A dashboard, not to be confused with the term Balanced Scorecard, is “an easy to read, often single page, real-time user interface, showing a graphical presentation of the current status (snapshot) and historical trends of an organization’s or computer appliances key performance indicators to enable instantaneous and informed decisions to be made at a glance.” (quote from: Peter McFadden)
For Business Intelligence purposes it is implemented in Management Information Systems in order to show significant, often aggregated, information on a computer screen to enable individuals to be decision makers. This gets done by offering a reliable data basis for daily work and it has to be ensured that it doesn’t confuse or mislead by being wrongly designed. Unfortunately this is not part of the intention vendors have. They often try to impress by stressing graphical highlights, as branch expert Stephen Few stated: “An effective dashboard is the product not of cute gauges, meters, and traffic lights, but rather of informed design: more science than art, more simplicity than dazzle. It is, above all else, about communication.”
To achieve all this intents by automatically reporting, it is required to transform data out of the sources into information in order to enable the user to take the next step in the commonly known knowledge pyramid which means using humanous skill to make that into knowledge.

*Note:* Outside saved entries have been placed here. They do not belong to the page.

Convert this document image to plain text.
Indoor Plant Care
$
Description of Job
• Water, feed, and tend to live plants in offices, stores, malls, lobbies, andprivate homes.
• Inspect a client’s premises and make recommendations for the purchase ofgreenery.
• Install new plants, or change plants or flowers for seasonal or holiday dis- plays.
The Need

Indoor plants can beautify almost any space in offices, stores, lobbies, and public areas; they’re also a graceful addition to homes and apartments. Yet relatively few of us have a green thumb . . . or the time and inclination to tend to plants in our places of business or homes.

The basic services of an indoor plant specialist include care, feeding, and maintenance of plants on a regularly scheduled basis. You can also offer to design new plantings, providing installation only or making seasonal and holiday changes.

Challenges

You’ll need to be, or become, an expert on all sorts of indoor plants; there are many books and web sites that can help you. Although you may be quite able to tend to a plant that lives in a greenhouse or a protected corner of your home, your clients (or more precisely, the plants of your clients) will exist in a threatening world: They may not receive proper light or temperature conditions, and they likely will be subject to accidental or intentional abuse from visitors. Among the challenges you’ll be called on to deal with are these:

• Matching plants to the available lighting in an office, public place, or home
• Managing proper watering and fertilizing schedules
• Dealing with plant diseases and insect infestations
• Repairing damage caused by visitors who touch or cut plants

Very often a dashboard is one possibe last stage on the „long way of data“, as it can be seen from a technical point of view. At first data is transfered into the company’s data warehouse, then divided into several data marts and then analyzed according to pre-defined OLAP procedures and to present the most important key performance indicators. A dashboard usually fits a single screen so it is enormously important to consider the actual size of its elements in particular, in which frequency it is refreshed and updated, the characteristics of the users (e.g. appointed tech-professionals or a group of white collar workers) and afterwards use all this knowledge to design whole in the best way possible.
The one basic and elementary question, that always has to be asked, is: What is the best way to create the ‚perfect‘ dashboard starting at the very beginning? To start that requirements analysis it has to be defined what the final goal for that dashboard is, what type of knowledge should result out of this analysis.
When coming to design it has to be distinguished between two two kinds of data which can be presented: quantitive (like aggregated numbers and figures which can be measured and compared with each other) and non-quantitive data (for example individual names or subjects). Since an user also is a human individual, there is a need to ensure that he isn’t overwhelmed with information by highlighting the most important information visually. The general creed should be ‚Keep it short and simple‘ by varying KPI charts in size, using meaningful chart types and remove all already-known, redundant ‚non-data‘ pixels and visual application gimmicks.
To sum it up it can be summarized into „emphasise the purpose of communication and keep it as simple as only possible, no matter how tempting the opportunity of graphical gimmicks is“.